For starters, we have President Michael Adams and Athletic Director Vince Dooley and their supporters engaged in civil war. The UGA Foundation is split worse than a piece of dried wood. The Arts and Science faculty has issued a resounding vote of no confidence in President Adams. The do-nothing Board of Regents is running around like a bunch of Alexander Haigs, assuring us that they are in charge. I can’t say for sure, but I’ll bet Adams probably wishes he had stayed at Centre College, which is located in Danville, Kentucky, which isn’t even the Classic City of Kentucky.

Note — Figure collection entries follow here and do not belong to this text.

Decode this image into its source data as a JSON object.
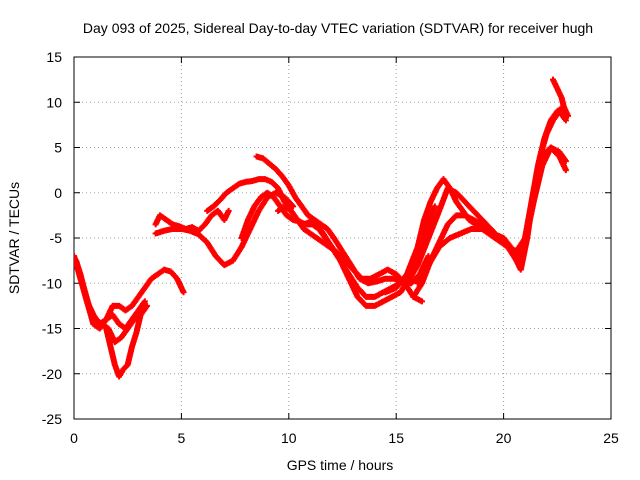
{
  "chart_data": {
    "type": "scatter",
    "title": "Day 093 of 2025, Sidereal Day-to-day VTEC variation (SDTVAR) for receiver hugh",
    "xlabel": "GPS time / hours",
    "ylabel": "SDTVAR / TECUs",
    "xlim": [
      0,
      25
    ],
    "ylim": [
      -25,
      15
    ],
    "xticks": [
      0,
      5,
      10,
      15,
      20,
      25
    ],
    "yticks": [
      -25,
      -20,
      -15,
      -10,
      -5,
      0,
      5,
      10,
      15
    ],
    "grid": true,
    "legend": "none",
    "marker": "plus",
    "series": [
      {
        "color": "#ff0000",
        "x": [
          0.0,
          0.3,
          0.6,
          0.9,
          1.2,
          1.5,
          1.8,
          2.1,
          2.4,
          2.7,
          3.0,
          3.3,
          3.6,
          3.9,
          4.2,
          4.5,
          4.8,
          5.1
        ],
        "y": [
          -7,
          -9,
          -12,
          -14.5,
          -15,
          -14,
          -12.5,
          -12.5,
          -13,
          -12.5,
          -11.5,
          -10.5,
          -9.5,
          -9,
          -8.5,
          -8.7,
          -9.5,
          -11
        ]
      },
      {
        "color": "#ff0000",
        "x": [
          0.0,
          0.3,
          0.6,
          0.9,
          1.2,
          1.5,
          1.8,
          2.1,
          2.4,
          2.7,
          3.0,
          3.3
        ],
        "y": [
          -7,
          -9.5,
          -12,
          -13.5,
          -14.5,
          -14,
          -13.5,
          -14.5,
          -15,
          -14,
          -13,
          -12
        ]
      },
      {
        "color": "#ff0000",
        "x": [
          0.1,
          0.4,
          0.7,
          1.0,
          1.3,
          1.6,
          1.9,
          2.2,
          2.5,
          2.8,
          3.1,
          3.4
        ],
        "y": [
          -7.5,
          -10,
          -12.5,
          -14,
          -14.5,
          -15,
          -16.5,
          -16,
          -15,
          -14,
          -13.5,
          -12.5
        ]
      },
      {
        "color": "#ff0000",
        "x": [
          1.5,
          1.7,
          1.9,
          2.1,
          2.3,
          2.5,
          2.7,
          2.9,
          3.1
        ],
        "y": [
          -15,
          -17,
          -19,
          -20.3,
          -19.5,
          -19,
          -17,
          -15.5,
          -13.5
        ]
      },
      {
        "color": "#ff0000",
        "x": [
          3.8,
          4.0,
          4.3,
          4.6,
          4.9,
          5.2,
          5.5,
          5.8,
          6.1,
          6.4,
          6.7,
          7.0,
          7.2
        ],
        "y": [
          -3.5,
          -2.5,
          -3,
          -3.5,
          -3.7,
          -4,
          -3.8,
          -4.2,
          -3.5,
          -2.5,
          -2,
          -3,
          -2
        ]
      },
      {
        "color": "#ff0000",
        "x": [
          3.8,
          4.2,
          4.6,
          5.0,
          5.4,
          5.8,
          6.2,
          6.6,
          7.0,
          7.4,
          7.8,
          8.2,
          8.6,
          9.0,
          9.4,
          9.8,
          10.2
        ],
        "y": [
          -4.5,
          -4.2,
          -4,
          -4,
          -4.2,
          -4.6,
          -5.5,
          -7,
          -8,
          -7.5,
          -6,
          -4,
          -2,
          -0.5,
          0,
          -0.5,
          -1.5
        ]
      },
      {
        "color": "#ff0000",
        "x": [
          6.2,
          6.5,
          6.8,
          7.1,
          7.4,
          7.7,
          8.0,
          8.3,
          8.6,
          8.9,
          9.2,
          9.5,
          9.8,
          10.1,
          10.4,
          10.7,
          11.0,
          11.3,
          11.6,
          12.0,
          12.4,
          12.8,
          13.2,
          13.6,
          14.0,
          14.4,
          14.8,
          15.2,
          15.6,
          16.0,
          16.4,
          16.8
        ],
        "y": [
          -2,
          -1.5,
          -0.8,
          0,
          0.5,
          1,
          1.2,
          1.3,
          1.5,
          1.5,
          1.2,
          0.5,
          -1,
          -2,
          -3,
          -3.5,
          -3.2,
          -3.5,
          -4.5,
          -6,
          -7.5,
          -9.5,
          -11.5,
          -12.5,
          -12.5,
          -12,
          -11.5,
          -11,
          -9.5,
          -7,
          -4,
          -1.5
        ]
      },
      {
        "color": "#ff0000",
        "x": [
          7.8,
          8.1,
          8.4,
          8.7,
          9.0,
          9.3,
          9.6,
          9.9,
          10.2,
          10.5,
          10.8,
          11.1,
          11.4,
          11.7,
          12.0,
          12.4,
          12.8,
          13.2,
          13.6,
          14.0,
          14.4,
          14.8,
          15.2,
          15.6,
          16.0,
          16.4
        ],
        "y": [
          -5,
          -3,
          -1.5,
          -0.5,
          0,
          -0.5,
          -1.5,
          -2.5,
          -3,
          -3.2,
          -3.5,
          -3.5,
          -4,
          -5,
          -6,
          -7.5,
          -9,
          -10.5,
          -11.5,
          -11.5,
          -11,
          -10.5,
          -10,
          -9,
          -7.5,
          -5
        ]
      },
      {
        "color": "#ff0000",
        "x": [
          8.5,
          8.8,
          9.1,
          9.4,
          9.7,
          10.0,
          10.3,
          10.6,
          10.9,
          11.2,
          11.5,
          11.8,
          12.1,
          12.5,
          12.9,
          13.3,
          13.7,
          14.1,
          14.5,
          14.9,
          15.3,
          15.7,
          16.1,
          16.5
        ],
        "y": [
          4,
          3.8,
          3.2,
          2.6,
          1.8,
          0.8,
          -0.5,
          -1.5,
          -2.5,
          -3,
          -3.5,
          -4,
          -5,
          -6.5,
          -8,
          -9.5,
          -10,
          -9.8,
          -9.5,
          -9.5,
          -9.8,
          -10,
          -9,
          -7
        ]
      },
      {
        "color": "#ff0000",
        "x": [
          9.5,
          9.8,
          10.1,
          10.4,
          10.7,
          11.0,
          11.3,
          11.6,
          11.9,
          12.2,
          12.6,
          13.0,
          13.4,
          13.8,
          14.2,
          14.6,
          15.0,
          15.4,
          15.8,
          16.2
        ],
        "y": [
          -2,
          -1.5,
          -2,
          -3,
          -4,
          -4.5,
          -5,
          -5.5,
          -6,
          -6.5,
          -7.5,
          -8.5,
          -9.5,
          -9.5,
          -9,
          -8.5,
          -9,
          -10,
          -11.5,
          -12
        ]
      },
      {
        "color": "#ff0000",
        "x": [
          14.5,
          15.0,
          15.5,
          16.0,
          16.3,
          16.6,
          16.9,
          17.2,
          17.5,
          17.8,
          18.1,
          18.4,
          18.7,
          19.0,
          19.3,
          19.6,
          19.9,
          20.2,
          20.5,
          20.8,
          21.1,
          21.4,
          21.7,
          22.0,
          22.3,
          22.6,
          22.9
        ],
        "y": [
          -11,
          -10.5,
          -9,
          -6,
          -3,
          -1,
          0.5,
          1.5,
          0.5,
          -1,
          -2,
          -3,
          -3.5,
          -4,
          -4.5,
          -5,
          -5.5,
          -6,
          -7,
          -8.5,
          -5,
          0,
          4,
          6.5,
          8,
          9,
          8
        ]
      },
      {
        "color": "#ff0000",
        "x": [
          15.5,
          16.0,
          16.5,
          17.0,
          17.4,
          17.8,
          18.2,
          18.6,
          19.0,
          19.4,
          19.8,
          20.2,
          20.6,
          21.0,
          21.3,
          21.6,
          21.9,
          22.2,
          22.5,
          22.8,
          23.0
        ],
        "y": [
          -10,
          -8,
          -5,
          -2,
          0.5,
          0,
          -1,
          -2,
          -3,
          -4,
          -5,
          -6,
          -6.5,
          -5,
          -1,
          3,
          6,
          8,
          9,
          9.5,
          8.5
        ]
      },
      {
        "color": "#ff0000",
        "x": [
          16.0,
          16.5,
          17.0,
          17.5,
          18.0,
          18.5,
          19.0,
          19.5,
          20.0,
          20.5,
          21.0,
          21.4,
          21.8,
          22.2,
          22.6,
          22.9
        ],
        "y": [
          -10,
          -8,
          -6,
          -5,
          -4.5,
          -4,
          -4,
          -4.5,
          -5,
          -6.5,
          -5.5,
          -1,
          3,
          5,
          4.5,
          3.5
        ]
      },
      {
        "color": "#ff0000",
        "x": [
          15.8,
          16.2,
          16.6,
          17.0,
          17.4,
          17.8,
          18.2,
          18.6,
          19.0,
          19.4,
          19.8,
          20.2,
          20.6,
          21.0,
          21.4,
          21.8,
          22.2,
          22.6,
          22.9
        ],
        "y": [
          -11.5,
          -10,
          -7.5,
          -5.5,
          -3.5,
          -2.5,
          -2.5,
          -3,
          -3.5,
          -4,
          -5,
          -6,
          -7.5,
          -5,
          0,
          4,
          5,
          4,
          2.5
        ]
      },
      {
        "color": "#ff0000",
        "x": [
          22.3,
          22.5,
          22.7,
          22.9
        ],
        "y": [
          12.5,
          11.5,
          10.5,
          8.5
        ]
      }
    ]
  }
}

Now comes word that former UGA assistant basketball coach, Jim Harrick Jr., was permitted to teach a class on basketball strategy and produced a final exam with questions like how many points do you get for a three-point field goal and how many quarters are there in a high school basketball game? I won’t bore you with the rest of the exam because chances are you have already seen the test on the Internet or heard about it in media from Hong Kong to Hahira.

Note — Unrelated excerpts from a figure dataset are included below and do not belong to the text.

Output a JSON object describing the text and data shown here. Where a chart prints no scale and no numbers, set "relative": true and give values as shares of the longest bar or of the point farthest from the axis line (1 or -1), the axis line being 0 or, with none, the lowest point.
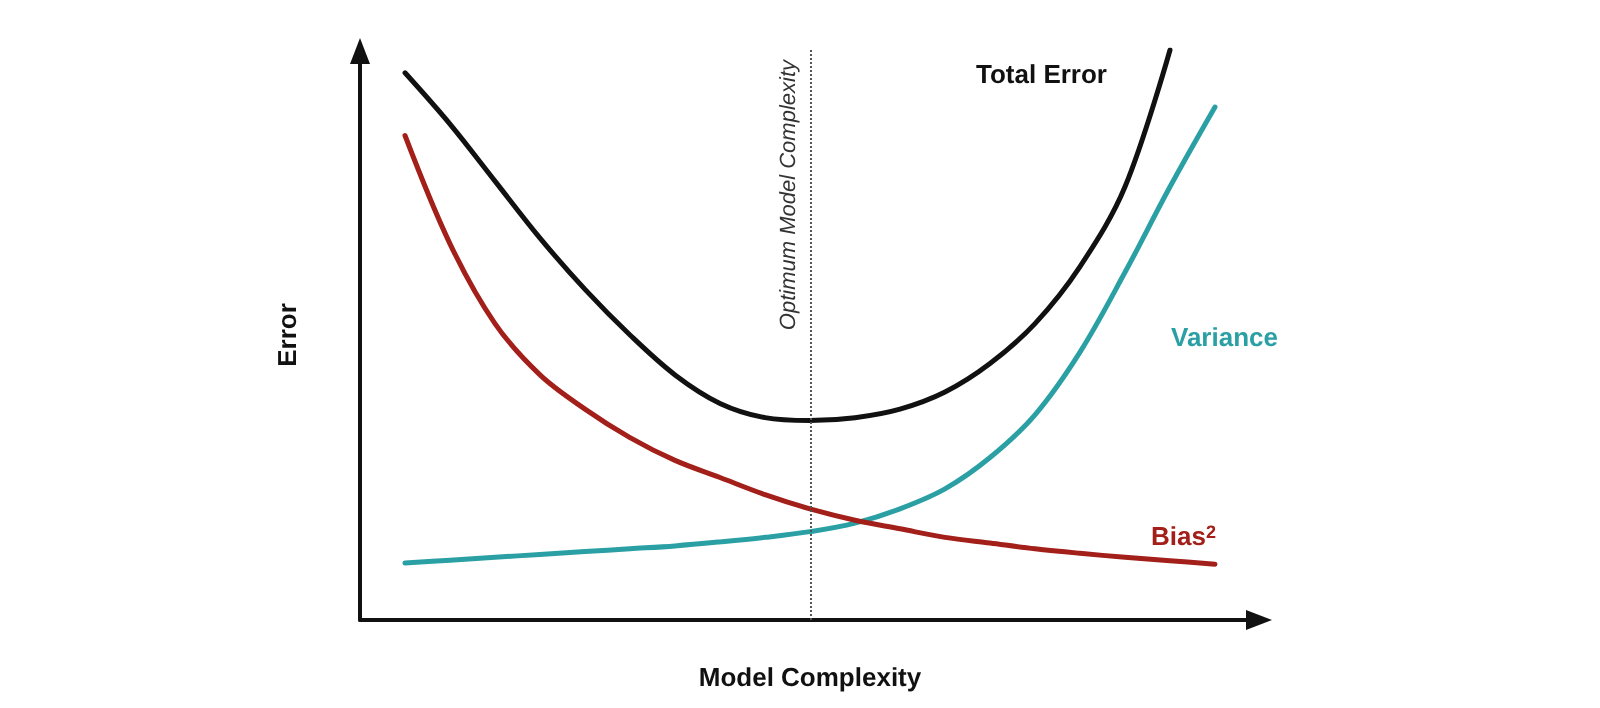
{
  "chart_data": {
    "type": "line",
    "relative": true,
    "xlabel": "Model Complexity",
    "ylabel": "Error",
    "categories": [
      null,
      null,
      null,
      null,
      null,
      null,
      null,
      null,
      null,
      null,
      null,
      null,
      null,
      null,
      null,
      null,
      null,
      null,
      null,
      null,
      null
    ],
    "series": [
      {
        "name": "Total Error",
        "color": "#111111",
        "values": [
          null,
          0.96,
          0.87,
          0.77,
          0.67,
          0.58,
          0.5,
          0.43,
          0.38,
          0.355,
          0.35,
          0.355,
          0.37,
          0.4,
          0.45,
          0.52,
          0.62,
          0.76,
          1.0,
          null,
          null
        ]
      },
      {
        "name": "Variance",
        "color": "#2aa0a4",
        "values": [
          null,
          0.1,
          0.105,
          0.11,
          0.115,
          0.12,
          0.125,
          0.13,
          0.137,
          0.145,
          0.155,
          0.17,
          0.195,
          0.23,
          0.285,
          0.36,
          0.47,
          0.61,
          0.76,
          0.9,
          null
        ]
      },
      {
        "name": "Bias$^{2}$",
        "color": "#a31f1a",
        "values": [
          null,
          0.85,
          0.66,
          0.52,
          0.43,
          0.37,
          0.32,
          0.28,
          0.25,
          0.22,
          0.195,
          0.175,
          0.16,
          0.145,
          0.135,
          0.125,
          0.117,
          0.11,
          0.104,
          0.098,
          null
        ]
      }
    ],
    "annotations": [
      "Optimum Model Complexity"
    ],
    "grid": false,
    "legend": false,
    "marker": "none",
    "line_style": "solid"
  }
}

Jim Harrick Jr. and his father, former head basketball coach Jim Harrick Sr., have both been dismissed. Harrick Jr. was fired last March, and Daddy resigned a few weeks later. Harrick Jr.’s firing was the real shocker. He told NCAA investigators that before getting the axe, he had thought he was in the running for Teacher of the Year. (The gagging you hear is from members of the university’s faculty.) The Harricks believe their good name has been besmirched, so they are suing the University of Georgia, Mike Adams, Vince Dooley, the NCAA, the Board of Regents, the Georgia Athletic Association, the UGA Foundation, Martha Stewart, the Pillsbury Doughboy and any school in Georgia that awards four points for a three-point field goal.

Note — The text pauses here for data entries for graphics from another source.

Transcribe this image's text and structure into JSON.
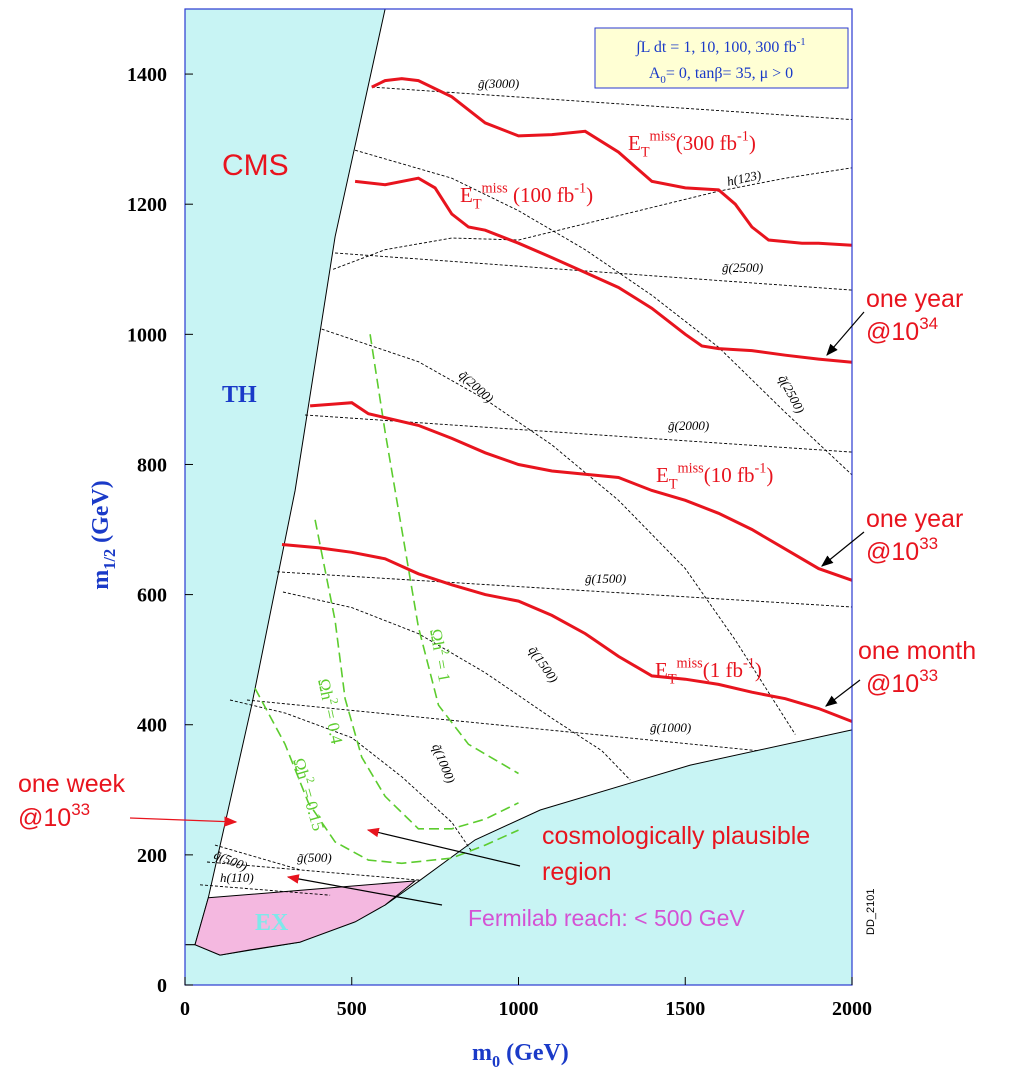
{
  "chart_data": {
    "type": "line",
    "xlim": [
      0,
      2000
    ],
    "ylim": [
      0,
      1500
    ],
    "xticks": [
      0,
      500,
      1000,
      1500,
      2000
    ],
    "yticks": [
      0,
      200,
      400,
      600,
      800,
      1000,
      1200,
      1400
    ],
    "x_label_parts": [
      {
        "text": "m"
      },
      {
        "text": "0",
        "script": "sub"
      },
      {
        "text": "  (GeV)"
      }
    ],
    "y_label_parts": [
      {
        "text": "m"
      },
      {
        "text": "1/2",
        "script": "sub"
      },
      {
        "text": " (GeV)"
      }
    ],
    "info_box": [
      [
        {
          "text": "∫L dt = 1, 10, 100, 300 fb"
        },
        {
          "text": "-1",
          "script": "sup"
        }
      ],
      [
        {
          "text": "A"
        },
        {
          "text": "0",
          "script": "sub"
        },
        {
          "text": "= 0, tanβ= 35, μ > 0"
        }
      ]
    ],
    "regions": [
      {
        "name": "TH",
        "color": "#c8f4f4",
        "label_color": "#1a3ac8",
        "x": [
          0,
          600,
          450,
          330,
          200,
          70,
          30,
          0
        ],
        "values": [
          1500,
          1500,
          1150,
          760,
          430,
          134,
          62,
          62
        ]
      },
      {
        "color": "#c8f4f4",
        "x": [
          30,
          105,
          345,
          600,
          705,
          870,
          1065,
          1515,
          2000,
          2000,
          0,
          0
        ],
        "values": [
          62,
          46,
          66,
          123,
          161,
          223,
          269,
          338,
          392,
          0,
          0,
          62
        ]
      },
      {
        "name": "EX",
        "color": "#f4b8e0",
        "label_color": "#7fe8ea",
        "x": [
          70,
          690,
          600,
          510,
          345,
          195,
          105,
          30
        ],
        "values": [
          134,
          160,
          123,
          97,
          66,
          54,
          46,
          62
        ]
      }
    ],
    "series": [
      {
        "label_parts": [
          {
            "text": "E"
          },
          {
            "text": "T",
            "script": "sub"
          },
          {
            "text": "miss",
            "script": "sup"
          },
          {
            "text": "(300 fb"
          },
          {
            "text": "-1",
            "script": "sup"
          },
          {
            "text": ")"
          }
        ],
        "color": "#e8141e",
        "x": [
          560,
          600,
          650,
          700,
          800,
          900,
          1000,
          1100,
          1200,
          1300,
          1400,
          1500,
          1600,
          1650,
          1700,
          1750,
          1850,
          1900,
          2000
        ],
        "values": [
          1380,
          1390,
          1393,
          1390,
          1365,
          1325,
          1305,
          1307,
          1312,
          1280,
          1235,
          1225,
          1222,
          1200,
          1165,
          1145,
          1140,
          1140,
          1137
        ]
      },
      {
        "label_parts": [
          {
            "text": "E"
          },
          {
            "text": "T",
            "script": "sub"
          },
          {
            "text": "miss",
            "script": "sup"
          },
          {
            "text": " (100 fb"
          },
          {
            "text": "-1",
            "script": "sup"
          },
          {
            "text": ")"
          }
        ],
        "color": "#e8141e",
        "x": [
          510,
          600,
          700,
          750,
          800,
          850,
          900,
          1000,
          1100,
          1200,
          1300,
          1400,
          1500,
          1550,
          1600,
          1700,
          1800,
          1900,
          2000
        ],
        "values": [
          1235,
          1230,
          1240,
          1225,
          1185,
          1165,
          1160,
          1140,
          1118,
          1095,
          1072,
          1040,
          1000,
          982,
          978,
          975,
          968,
          962,
          957
        ]
      },
      {
        "label_parts": [
          {
            "text": "E"
          },
          {
            "text": "T",
            "script": "sub"
          },
          {
            "text": "miss",
            "script": "sup"
          },
          {
            "text": "(10 fb"
          },
          {
            "text": "-1",
            "script": "sup"
          },
          {
            "text": ")"
          }
        ],
        "color": "#e8141e",
        "x": [
          375,
          450,
          500,
          550,
          700,
          800,
          900,
          1000,
          1100,
          1200,
          1300,
          1400,
          1500,
          1600,
          1700,
          1800,
          1900,
          2000
        ],
        "values": [
          890,
          893,
          895,
          878,
          860,
          840,
          818,
          800,
          790,
          785,
          780,
          760,
          745,
          725,
          700,
          670,
          640,
          622
        ]
      },
      {
        "label_parts": [
          {
            "text": "E"
          },
          {
            "text": "T",
            "script": "sub"
          },
          {
            "text": "miss",
            "script": "sup"
          },
          {
            "text": "(1 fb"
          },
          {
            "text": "-1",
            "script": "sup"
          },
          {
            "text": ")"
          }
        ],
        "color": "#e8141e",
        "x": [
          291,
          400,
          500,
          600,
          700,
          800,
          900,
          1000,
          1100,
          1200,
          1300,
          1400,
          1500,
          1600,
          1700,
          1800,
          1900,
          2000
        ],
        "values": [
          677,
          672,
          665,
          655,
          632,
          615,
          600,
          590,
          568,
          540,
          505,
          475,
          470,
          462,
          450,
          440,
          425,
          405
        ]
      }
    ],
    "contours": [
      {
        "label_parts": [
          {
            "text": "g̃(3000)"
          }
        ],
        "x": [
          560,
          2000
        ],
        "values": [
          1380,
          1330
        ]
      },
      {
        "label_parts": [
          {
            "text": "q̃(2500)"
          }
        ],
        "x": [
          510,
          800,
          1000,
          1200,
          1400,
          1600,
          1800,
          2000
        ],
        "values": [
          1283,
          1240,
          1190,
          1130,
          1060,
          980,
          880,
          784
        ]
      },
      {
        "label_parts": [
          {
            "text": "h(123)"
          }
        ],
        "x": [
          444,
          600,
          800,
          1000,
          1200,
          1400,
          1600,
          1800,
          2000
        ],
        "values": [
          1100,
          1130,
          1148,
          1145,
          1170,
          1195,
          1220,
          1240,
          1256
        ]
      },
      {
        "label_parts": [
          {
            "text": "g̃(2500)"
          }
        ],
        "x": [
          450,
          2000
        ],
        "values": [
          1125,
          1068
        ]
      },
      {
        "label_parts": [
          {
            "text": "q̃(2000)"
          }
        ],
        "x": [
          410,
          700,
          900,
          1100,
          1300,
          1500,
          1650,
          1830
        ],
        "values": [
          1008,
          958,
          900,
          830,
          745,
          640,
          530,
          385
        ]
      },
      {
        "label_parts": [
          {
            "text": "g̃(2000)"
          }
        ],
        "x": [
          360,
          2000
        ],
        "values": [
          876,
          819
        ]
      },
      {
        "label_parts": [
          {
            "text": "q̃(1500)"
          }
        ],
        "x": [
          294,
          500,
          700,
          900,
          1100,
          1250,
          1335
        ],
        "values": [
          604,
          580,
          540,
          480,
          410,
          360,
          315
        ]
      },
      {
        "label_parts": [
          {
            "text": "g̃(1500)"
          }
        ],
        "x": [
          276,
          2000
        ],
        "values": [
          635,
          581
        ]
      },
      {
        "label_parts": [
          {
            "text": "g̃(1000)"
          }
        ],
        "x": [
          186,
          1720
        ],
        "values": [
          438,
          360
        ]
      },
      {
        "label_parts": [
          {
            "text": "q̃(1000)"
          }
        ],
        "x": [
          135,
          300,
          500,
          650,
          800,
          860
        ],
        "values": [
          438,
          418,
          380,
          320,
          250,
          205
        ]
      },
      {
        "label_parts": [
          {
            "text": "g̃(500)"
          }
        ],
        "x": [
          66,
          705
        ],
        "values": [
          189,
          161
        ]
      },
      {
        "label_parts": [
          {
            "text": "q̃(500)"
          }
        ],
        "x": [
          90,
          345
        ],
        "values": [
          215,
          177
        ]
      },
      {
        "label_parts": [
          {
            "text": "h(110)"
          }
        ],
        "x": [
          45,
          435
        ],
        "values": [
          154,
          138
        ]
      }
    ],
    "relic": [
      {
        "label_parts": [
          {
            "text": "Ωh"
          },
          {
            "text": "2",
            "script": "sup"
          },
          {
            "text": " = 1"
          }
        ],
        "color": "#5ccc2e",
        "x": [
          555,
          600,
          650,
          700,
          760,
          850,
          1000
        ],
        "values": [
          1000,
          850,
          700,
          550,
          430,
          370,
          325
        ]
      },
      {
        "label_parts": [
          {
            "text": "Ωh"
          },
          {
            "text": "2",
            "script": "sup"
          },
          {
            "text": " = 0.4"
          }
        ],
        "color": "#5ccc2e",
        "x": [
          390,
          450,
          480,
          530,
          600,
          700,
          800,
          900,
          1000
        ],
        "values": [
          715,
          560,
          440,
          350,
          290,
          240,
          240,
          255,
          280
        ]
      },
      {
        "label_parts": [
          {
            "text": "Ωh"
          },
          {
            "text": "2",
            "script": "sup"
          },
          {
            "text": " = 0.15"
          }
        ],
        "color": "#5ccc2e",
        "x": [
          210,
          300,
          370,
          450,
          550,
          650,
          800,
          900,
          1000
        ],
        "values": [
          456,
          370,
          280,
          220,
          192,
          187,
          195,
          215,
          238
        ]
      }
    ],
    "annotations": [
      {
        "color": "#e8141e",
        "parts": [
          {
            "text": "CMS"
          }
        ]
      },
      {
        "color": "#e8141e",
        "parts": [
          {
            "text": "one year"
          }
        ]
      },
      {
        "color": "#e8141e",
        "parts": [
          {
            "text": "@10"
          },
          {
            "text": "34",
            "script": "sup"
          }
        ]
      },
      {
        "color": "#e8141e",
        "parts": [
          {
            "text": "one year"
          }
        ]
      },
      {
        "color": "#e8141e",
        "parts": [
          {
            "text": "@10"
          },
          {
            "text": "33",
            "script": "sup"
          }
        ]
      },
      {
        "color": "#e8141e",
        "parts": [
          {
            "text": "one month"
          }
        ]
      },
      {
        "color": "#e8141e",
        "parts": [
          {
            "text": "@10"
          },
          {
            "text": "33",
            "script": "sup"
          }
        ]
      },
      {
        "color": "#e8141e",
        "parts": [
          {
            "text": "one week"
          }
        ]
      },
      {
        "color": "#e8141e",
        "parts": [
          {
            "text": "@10"
          },
          {
            "text": "33",
            "script": "sup"
          }
        ]
      },
      {
        "color": "#e8141e",
        "parts": [
          {
            "text": "cosmologically plausible"
          }
        ]
      },
      {
        "color": "#e8141e",
        "parts": [
          {
            "text": "region"
          }
        ]
      },
      {
        "color": "#d452d4",
        "parts": [
          {
            "text": "Fermilab reach: < 500 GeV"
          }
        ]
      },
      {
        "color": "#000000",
        "parts": [
          {
            "text": "DD_2101"
          }
        ]
      }
    ]
  }
}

Harrick Sr. has denied wrongdoing by either himself or Junior and says he has proof that basketball players and other scholarship athletes in Harrick Jr.’s “Principles of Basketball” class were not given preferential treatment. Every student in the class, he says, was awarded an A. Well, that is good news. I shudder at the thought of someone — anyone — flunking a course that poses such brain-twisters as “How many goals are on a basketball court?” and “In what league do the Georgia Bulldogs compete?”
Now I have some questions of my own: How did Harrick ever get hired at UGA in the first place? (A. He was the basketball coach at Pepperdine College in California when Mike Adams worked there, and both of them figured if you can make it at Pepperdine, you can make it anywhere; B. He thought Georgia was in the NBA; C. His son had this neat course on the principles of basketball that he wanted to teach; D. All of the above.)
Second question: What is the mission of the University of Georgia? (A. To provide a teaching/learning environment dedicated to serving a diverse and well-prepared student body; B. To prepare the university community and the state for full participation in the global society of the 21st century; C. To win ballgames; D. To supply opening monologue material for Jay Leno so as to embarrass the hell out of anyone with a diploma from UGA.)
Third question: Who is responsible for the current mess at the University of Georgia? (A. President Michael Adams — who says this kind of stuff never happened when he was at Centre College; B. The out-to-lunch department head who approved Jim Harrick Jr.’s teaching anything to anybody; C. Yahoos who think the university’s mission is to win ballgames; D. Jay Leno.)
Last question: Will my smug friends at Georgia Tech ever let me forget about Jim Harrick Jr. and his infamous exam? (A. No; B. Never; C. Are you kidding?; D. All of the above.)